1. The hospital policy for nursing documentation (approved 4/2009) states in part:
"From the initial assessment and ongoing reassessment, patient specific needs will be identified by the registered nurse. Interventions and evaluations will be documented."

2. Review of the medical record for patient #1 revealed the the patient was admitted to 5 North on 10/26/09 with a diagnosis of advanced osteoarthritis of the right knee. The patient underwent a right total knee replacement on 10/27/09. The record contained a restraint application form dated 10/29/09 for the use of wrist restraints. There were also physician telephone orders dated 10/29/09 and timed 0208 hrs to give Haldol 1 mg injection now and every hour as needed for agitation and to apply wrist restraints. The medication administration record documented on 10/29/09 the administration of Haldol 1 milligram (mg) at 0230 hrs and a second dose at 0405 hrs. The nurses's notes and flow sheets lacked documentation of the patient condition requiring the application of the restraints, the need for administration of two doses of Haldol and any subsequent reassessments of the patient's condition.

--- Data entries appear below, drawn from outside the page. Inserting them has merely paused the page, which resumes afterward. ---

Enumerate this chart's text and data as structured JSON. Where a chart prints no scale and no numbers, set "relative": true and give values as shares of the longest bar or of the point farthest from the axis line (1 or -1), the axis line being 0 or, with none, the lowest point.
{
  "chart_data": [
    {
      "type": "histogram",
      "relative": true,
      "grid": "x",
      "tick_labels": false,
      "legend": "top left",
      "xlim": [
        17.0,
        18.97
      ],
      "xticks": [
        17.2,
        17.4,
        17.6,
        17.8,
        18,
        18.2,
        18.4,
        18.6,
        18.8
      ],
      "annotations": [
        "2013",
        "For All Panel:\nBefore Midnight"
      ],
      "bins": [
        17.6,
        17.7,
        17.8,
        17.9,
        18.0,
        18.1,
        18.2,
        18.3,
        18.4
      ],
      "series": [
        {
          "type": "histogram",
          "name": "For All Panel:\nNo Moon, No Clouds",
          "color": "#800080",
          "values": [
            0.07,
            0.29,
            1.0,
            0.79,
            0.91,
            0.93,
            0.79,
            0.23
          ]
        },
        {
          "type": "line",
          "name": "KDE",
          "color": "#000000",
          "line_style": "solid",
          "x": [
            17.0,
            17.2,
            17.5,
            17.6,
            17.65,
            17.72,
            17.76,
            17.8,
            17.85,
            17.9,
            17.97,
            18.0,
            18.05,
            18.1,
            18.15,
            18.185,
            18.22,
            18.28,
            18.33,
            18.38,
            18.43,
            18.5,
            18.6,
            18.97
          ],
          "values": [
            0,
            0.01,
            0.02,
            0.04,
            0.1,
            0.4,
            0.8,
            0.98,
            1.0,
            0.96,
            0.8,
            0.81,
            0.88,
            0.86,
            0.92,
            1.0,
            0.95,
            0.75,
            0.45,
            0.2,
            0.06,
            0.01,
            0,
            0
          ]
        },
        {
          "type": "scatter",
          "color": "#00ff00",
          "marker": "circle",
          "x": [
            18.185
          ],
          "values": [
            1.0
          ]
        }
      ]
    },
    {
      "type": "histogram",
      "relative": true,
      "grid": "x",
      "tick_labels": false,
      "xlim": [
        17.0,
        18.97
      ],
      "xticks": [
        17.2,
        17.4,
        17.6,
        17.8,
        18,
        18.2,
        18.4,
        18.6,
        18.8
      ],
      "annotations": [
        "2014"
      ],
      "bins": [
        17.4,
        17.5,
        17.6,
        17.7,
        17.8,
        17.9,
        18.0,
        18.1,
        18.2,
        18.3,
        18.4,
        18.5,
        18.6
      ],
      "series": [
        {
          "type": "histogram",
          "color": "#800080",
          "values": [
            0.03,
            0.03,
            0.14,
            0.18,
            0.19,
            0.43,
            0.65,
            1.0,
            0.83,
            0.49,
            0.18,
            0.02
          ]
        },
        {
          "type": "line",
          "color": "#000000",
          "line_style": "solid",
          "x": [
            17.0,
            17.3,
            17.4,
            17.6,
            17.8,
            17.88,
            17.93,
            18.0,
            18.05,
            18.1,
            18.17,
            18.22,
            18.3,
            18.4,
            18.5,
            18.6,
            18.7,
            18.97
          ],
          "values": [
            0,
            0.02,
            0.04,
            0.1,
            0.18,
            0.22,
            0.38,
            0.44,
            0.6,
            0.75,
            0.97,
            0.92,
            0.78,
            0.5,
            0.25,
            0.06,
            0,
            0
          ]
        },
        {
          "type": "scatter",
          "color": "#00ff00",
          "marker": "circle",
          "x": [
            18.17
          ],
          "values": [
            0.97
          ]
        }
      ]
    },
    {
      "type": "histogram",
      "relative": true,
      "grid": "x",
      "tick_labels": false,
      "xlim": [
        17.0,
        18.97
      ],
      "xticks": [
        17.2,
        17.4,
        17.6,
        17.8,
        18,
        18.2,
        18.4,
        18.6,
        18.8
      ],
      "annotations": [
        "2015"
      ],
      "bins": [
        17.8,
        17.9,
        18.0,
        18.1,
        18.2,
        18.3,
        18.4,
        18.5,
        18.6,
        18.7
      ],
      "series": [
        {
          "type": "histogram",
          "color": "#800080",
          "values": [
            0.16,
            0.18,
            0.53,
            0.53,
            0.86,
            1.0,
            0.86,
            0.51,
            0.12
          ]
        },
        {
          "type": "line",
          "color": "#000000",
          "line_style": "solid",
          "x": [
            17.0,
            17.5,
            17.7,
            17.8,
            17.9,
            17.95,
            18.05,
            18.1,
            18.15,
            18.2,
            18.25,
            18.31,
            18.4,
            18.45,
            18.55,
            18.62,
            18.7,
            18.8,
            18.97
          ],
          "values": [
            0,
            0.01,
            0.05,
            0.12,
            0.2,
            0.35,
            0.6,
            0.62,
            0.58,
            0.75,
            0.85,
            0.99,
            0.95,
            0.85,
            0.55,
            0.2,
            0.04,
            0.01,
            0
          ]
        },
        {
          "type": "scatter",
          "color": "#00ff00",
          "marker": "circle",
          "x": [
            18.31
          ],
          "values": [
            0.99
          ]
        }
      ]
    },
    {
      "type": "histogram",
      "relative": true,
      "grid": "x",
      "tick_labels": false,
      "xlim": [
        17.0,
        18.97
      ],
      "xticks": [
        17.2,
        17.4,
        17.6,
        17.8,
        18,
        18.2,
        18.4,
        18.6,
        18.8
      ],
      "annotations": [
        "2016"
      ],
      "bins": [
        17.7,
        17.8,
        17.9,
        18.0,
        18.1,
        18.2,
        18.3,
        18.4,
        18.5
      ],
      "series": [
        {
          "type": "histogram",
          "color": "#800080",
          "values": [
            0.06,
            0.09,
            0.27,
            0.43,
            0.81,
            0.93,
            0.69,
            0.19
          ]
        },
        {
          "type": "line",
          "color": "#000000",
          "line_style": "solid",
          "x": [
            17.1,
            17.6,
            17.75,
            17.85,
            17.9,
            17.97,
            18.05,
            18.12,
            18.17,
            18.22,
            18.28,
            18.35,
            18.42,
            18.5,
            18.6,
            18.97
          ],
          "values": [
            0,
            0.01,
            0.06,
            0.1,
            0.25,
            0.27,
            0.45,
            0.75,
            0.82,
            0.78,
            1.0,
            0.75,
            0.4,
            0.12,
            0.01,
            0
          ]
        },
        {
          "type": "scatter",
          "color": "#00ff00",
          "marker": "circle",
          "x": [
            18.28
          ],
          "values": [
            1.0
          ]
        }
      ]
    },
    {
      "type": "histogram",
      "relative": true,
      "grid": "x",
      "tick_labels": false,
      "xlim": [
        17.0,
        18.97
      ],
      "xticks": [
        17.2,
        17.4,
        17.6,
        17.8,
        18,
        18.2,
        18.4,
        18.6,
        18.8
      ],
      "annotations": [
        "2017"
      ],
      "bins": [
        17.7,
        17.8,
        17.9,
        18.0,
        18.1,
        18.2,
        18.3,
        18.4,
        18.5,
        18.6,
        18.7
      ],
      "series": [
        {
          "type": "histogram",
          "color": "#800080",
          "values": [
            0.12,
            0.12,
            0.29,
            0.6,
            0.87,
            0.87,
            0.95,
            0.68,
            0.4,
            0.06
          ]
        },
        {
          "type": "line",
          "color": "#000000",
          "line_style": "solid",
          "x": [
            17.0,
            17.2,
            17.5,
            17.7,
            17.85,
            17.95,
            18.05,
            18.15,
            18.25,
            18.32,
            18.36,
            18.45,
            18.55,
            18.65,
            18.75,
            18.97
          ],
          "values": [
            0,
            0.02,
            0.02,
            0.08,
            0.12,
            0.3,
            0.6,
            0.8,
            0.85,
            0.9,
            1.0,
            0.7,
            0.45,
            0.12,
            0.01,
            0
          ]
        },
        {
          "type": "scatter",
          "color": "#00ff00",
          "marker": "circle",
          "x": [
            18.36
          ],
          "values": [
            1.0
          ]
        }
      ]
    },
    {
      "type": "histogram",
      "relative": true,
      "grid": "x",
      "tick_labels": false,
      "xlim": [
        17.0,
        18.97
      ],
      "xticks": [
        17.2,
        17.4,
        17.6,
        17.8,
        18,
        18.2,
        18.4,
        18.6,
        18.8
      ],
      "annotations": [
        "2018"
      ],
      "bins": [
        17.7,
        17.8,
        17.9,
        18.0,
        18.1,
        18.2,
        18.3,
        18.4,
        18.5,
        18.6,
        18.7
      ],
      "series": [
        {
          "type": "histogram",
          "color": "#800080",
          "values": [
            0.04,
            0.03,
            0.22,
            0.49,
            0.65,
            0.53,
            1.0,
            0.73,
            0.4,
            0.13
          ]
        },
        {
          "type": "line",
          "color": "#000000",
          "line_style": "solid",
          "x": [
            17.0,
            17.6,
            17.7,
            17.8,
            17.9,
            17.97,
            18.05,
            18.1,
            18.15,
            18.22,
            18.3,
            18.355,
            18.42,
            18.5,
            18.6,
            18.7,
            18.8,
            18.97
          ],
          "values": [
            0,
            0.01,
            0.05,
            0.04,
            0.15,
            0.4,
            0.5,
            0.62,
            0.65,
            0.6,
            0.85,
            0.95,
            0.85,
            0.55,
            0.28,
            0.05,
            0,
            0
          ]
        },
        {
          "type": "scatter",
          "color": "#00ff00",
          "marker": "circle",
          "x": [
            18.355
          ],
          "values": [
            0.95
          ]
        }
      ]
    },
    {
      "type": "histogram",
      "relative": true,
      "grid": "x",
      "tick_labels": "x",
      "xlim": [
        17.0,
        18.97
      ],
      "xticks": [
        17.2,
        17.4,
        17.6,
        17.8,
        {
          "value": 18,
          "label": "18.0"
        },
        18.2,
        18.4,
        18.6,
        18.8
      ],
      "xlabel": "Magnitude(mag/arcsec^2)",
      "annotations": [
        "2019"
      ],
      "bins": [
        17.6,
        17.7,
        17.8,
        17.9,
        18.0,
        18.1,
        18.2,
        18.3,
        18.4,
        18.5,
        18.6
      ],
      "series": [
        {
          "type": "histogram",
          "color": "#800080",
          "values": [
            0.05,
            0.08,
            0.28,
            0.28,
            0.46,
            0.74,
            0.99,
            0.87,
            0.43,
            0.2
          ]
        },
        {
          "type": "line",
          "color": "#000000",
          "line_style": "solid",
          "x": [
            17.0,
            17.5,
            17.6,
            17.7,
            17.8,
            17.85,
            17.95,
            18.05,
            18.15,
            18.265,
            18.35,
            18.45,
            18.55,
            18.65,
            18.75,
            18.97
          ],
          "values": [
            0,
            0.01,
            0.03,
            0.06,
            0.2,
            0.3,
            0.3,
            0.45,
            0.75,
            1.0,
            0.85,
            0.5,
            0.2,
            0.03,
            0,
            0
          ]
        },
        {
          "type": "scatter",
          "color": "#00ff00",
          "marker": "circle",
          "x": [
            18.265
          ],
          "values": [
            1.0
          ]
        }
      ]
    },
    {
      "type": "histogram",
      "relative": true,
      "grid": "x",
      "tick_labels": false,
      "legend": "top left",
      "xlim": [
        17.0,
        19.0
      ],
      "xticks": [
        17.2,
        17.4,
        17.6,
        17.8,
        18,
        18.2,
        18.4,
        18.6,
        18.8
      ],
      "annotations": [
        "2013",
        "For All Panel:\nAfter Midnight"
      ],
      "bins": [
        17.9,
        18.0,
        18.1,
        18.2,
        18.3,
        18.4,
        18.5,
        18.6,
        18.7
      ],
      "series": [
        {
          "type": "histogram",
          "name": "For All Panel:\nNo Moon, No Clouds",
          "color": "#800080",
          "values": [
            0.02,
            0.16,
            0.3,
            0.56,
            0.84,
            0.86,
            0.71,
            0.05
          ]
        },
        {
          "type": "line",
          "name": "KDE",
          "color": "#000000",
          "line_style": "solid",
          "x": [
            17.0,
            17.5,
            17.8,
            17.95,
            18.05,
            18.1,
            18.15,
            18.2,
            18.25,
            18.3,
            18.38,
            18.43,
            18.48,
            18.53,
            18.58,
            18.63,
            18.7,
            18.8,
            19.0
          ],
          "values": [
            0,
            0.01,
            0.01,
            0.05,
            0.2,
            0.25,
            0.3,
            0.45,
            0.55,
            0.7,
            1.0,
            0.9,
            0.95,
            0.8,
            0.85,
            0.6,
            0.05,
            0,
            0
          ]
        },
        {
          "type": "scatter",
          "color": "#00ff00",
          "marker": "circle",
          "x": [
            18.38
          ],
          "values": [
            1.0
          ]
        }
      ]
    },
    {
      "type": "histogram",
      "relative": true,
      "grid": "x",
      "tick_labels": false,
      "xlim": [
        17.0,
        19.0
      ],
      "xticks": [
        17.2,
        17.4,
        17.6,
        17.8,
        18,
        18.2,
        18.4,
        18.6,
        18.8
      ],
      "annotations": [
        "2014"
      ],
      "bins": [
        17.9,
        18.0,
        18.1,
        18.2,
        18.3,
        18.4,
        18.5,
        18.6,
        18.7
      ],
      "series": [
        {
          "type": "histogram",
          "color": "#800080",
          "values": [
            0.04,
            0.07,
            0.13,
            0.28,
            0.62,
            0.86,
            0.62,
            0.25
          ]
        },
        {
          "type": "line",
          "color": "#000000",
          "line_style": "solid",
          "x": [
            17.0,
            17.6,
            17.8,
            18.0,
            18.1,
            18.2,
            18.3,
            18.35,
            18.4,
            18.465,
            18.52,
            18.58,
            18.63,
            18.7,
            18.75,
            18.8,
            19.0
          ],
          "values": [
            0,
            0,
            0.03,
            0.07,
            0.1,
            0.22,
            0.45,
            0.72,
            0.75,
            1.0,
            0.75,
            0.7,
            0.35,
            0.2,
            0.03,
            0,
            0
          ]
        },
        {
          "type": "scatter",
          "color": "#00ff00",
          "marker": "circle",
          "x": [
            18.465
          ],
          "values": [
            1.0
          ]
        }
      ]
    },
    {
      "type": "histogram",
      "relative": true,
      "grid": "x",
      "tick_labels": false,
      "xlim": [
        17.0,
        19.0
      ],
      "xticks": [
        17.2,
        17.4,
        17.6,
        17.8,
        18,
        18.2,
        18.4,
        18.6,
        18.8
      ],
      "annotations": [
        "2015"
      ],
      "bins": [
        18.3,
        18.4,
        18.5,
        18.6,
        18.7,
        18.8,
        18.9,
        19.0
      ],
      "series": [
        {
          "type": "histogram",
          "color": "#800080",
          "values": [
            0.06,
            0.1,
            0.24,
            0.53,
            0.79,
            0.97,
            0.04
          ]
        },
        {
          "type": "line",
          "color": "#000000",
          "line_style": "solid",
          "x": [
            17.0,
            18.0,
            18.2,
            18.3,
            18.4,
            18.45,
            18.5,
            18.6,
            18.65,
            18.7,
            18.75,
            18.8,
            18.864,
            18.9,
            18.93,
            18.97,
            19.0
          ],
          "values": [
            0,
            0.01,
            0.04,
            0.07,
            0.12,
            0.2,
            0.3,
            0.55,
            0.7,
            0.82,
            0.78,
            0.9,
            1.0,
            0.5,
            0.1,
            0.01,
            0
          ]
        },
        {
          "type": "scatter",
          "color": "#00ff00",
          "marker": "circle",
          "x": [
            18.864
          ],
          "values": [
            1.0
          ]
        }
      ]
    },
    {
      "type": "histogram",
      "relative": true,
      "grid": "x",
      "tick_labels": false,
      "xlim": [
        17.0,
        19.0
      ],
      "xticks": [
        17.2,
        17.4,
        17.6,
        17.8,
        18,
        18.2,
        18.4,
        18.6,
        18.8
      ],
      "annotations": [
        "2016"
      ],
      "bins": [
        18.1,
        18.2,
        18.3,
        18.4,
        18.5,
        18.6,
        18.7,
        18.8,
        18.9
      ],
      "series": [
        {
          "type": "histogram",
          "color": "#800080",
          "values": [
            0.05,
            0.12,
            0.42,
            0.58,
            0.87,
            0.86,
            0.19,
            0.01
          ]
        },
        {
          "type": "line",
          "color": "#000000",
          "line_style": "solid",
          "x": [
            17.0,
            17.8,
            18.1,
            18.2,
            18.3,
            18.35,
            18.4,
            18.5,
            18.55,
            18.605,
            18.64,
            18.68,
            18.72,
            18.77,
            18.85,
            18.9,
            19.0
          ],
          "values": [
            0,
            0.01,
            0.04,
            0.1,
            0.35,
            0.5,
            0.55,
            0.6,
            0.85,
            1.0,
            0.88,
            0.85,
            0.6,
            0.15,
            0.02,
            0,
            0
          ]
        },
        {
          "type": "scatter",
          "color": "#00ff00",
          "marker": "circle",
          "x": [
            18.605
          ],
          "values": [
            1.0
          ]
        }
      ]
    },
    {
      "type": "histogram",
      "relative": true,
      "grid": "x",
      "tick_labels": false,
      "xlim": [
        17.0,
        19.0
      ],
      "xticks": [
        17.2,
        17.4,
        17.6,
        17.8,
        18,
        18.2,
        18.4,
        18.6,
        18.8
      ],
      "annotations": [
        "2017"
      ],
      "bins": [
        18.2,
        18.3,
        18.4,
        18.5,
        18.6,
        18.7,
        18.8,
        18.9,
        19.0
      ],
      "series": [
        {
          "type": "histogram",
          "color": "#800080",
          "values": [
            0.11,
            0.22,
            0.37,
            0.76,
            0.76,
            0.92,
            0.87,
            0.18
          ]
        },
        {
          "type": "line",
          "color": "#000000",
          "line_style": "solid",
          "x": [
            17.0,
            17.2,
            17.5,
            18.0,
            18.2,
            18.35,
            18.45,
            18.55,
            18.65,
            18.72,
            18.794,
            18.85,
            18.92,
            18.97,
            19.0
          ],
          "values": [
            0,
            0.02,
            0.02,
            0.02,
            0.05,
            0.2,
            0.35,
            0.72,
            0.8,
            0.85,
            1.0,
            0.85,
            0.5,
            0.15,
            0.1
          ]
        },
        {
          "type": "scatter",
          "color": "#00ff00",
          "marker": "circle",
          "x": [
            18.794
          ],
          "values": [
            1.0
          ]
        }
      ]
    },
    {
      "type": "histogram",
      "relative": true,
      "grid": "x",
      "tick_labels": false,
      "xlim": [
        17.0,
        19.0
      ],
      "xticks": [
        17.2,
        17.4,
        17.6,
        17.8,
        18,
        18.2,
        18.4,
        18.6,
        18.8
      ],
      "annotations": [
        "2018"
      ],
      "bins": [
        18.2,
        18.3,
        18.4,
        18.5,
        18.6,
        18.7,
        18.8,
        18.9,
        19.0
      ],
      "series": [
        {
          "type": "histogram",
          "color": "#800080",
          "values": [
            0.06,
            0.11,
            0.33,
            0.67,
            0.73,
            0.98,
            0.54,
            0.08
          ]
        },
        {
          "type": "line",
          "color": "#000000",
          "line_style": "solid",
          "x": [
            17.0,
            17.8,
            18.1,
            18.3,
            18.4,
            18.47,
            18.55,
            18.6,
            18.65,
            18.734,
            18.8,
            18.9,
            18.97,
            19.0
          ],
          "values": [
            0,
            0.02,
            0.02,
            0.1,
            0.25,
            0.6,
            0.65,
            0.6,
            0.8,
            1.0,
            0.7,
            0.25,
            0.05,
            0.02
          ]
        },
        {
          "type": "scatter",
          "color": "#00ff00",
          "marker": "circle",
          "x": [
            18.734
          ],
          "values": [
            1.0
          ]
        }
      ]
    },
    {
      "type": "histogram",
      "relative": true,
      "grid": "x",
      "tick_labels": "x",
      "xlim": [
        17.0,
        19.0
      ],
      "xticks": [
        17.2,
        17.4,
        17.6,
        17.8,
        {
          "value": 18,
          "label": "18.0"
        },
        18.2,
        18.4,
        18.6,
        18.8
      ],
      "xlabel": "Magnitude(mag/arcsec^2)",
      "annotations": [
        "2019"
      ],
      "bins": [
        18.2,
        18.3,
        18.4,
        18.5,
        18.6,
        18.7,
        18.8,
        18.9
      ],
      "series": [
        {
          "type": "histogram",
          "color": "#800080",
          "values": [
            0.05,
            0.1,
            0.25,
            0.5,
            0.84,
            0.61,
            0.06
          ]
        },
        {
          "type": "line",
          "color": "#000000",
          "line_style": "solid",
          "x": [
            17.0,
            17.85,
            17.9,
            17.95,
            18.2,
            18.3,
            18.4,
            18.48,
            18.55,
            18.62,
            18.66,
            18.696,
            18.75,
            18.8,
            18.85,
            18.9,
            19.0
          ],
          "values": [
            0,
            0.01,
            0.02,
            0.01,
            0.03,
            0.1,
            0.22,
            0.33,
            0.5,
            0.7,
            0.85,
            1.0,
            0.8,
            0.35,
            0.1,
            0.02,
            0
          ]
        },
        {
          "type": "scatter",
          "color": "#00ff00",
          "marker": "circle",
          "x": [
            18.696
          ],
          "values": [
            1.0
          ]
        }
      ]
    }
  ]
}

3. The nurse manager of 5 North was interviewed on 8/23/10 in the afternoon and agreed that nursing should have documented what happened with patient #1 on 10/29/09 at 0200 hrs. She concurred the patient had become very agitated, confused and combative when attempting to get out of bed after having just had her right knee replaced. The Manager added this situation required the intervention of several staff members to prevent the patient from falling.
The Manager stated what mental changes that occurred with this patient on 10/29/09 and the staff interventions should have been documented in the patient's record.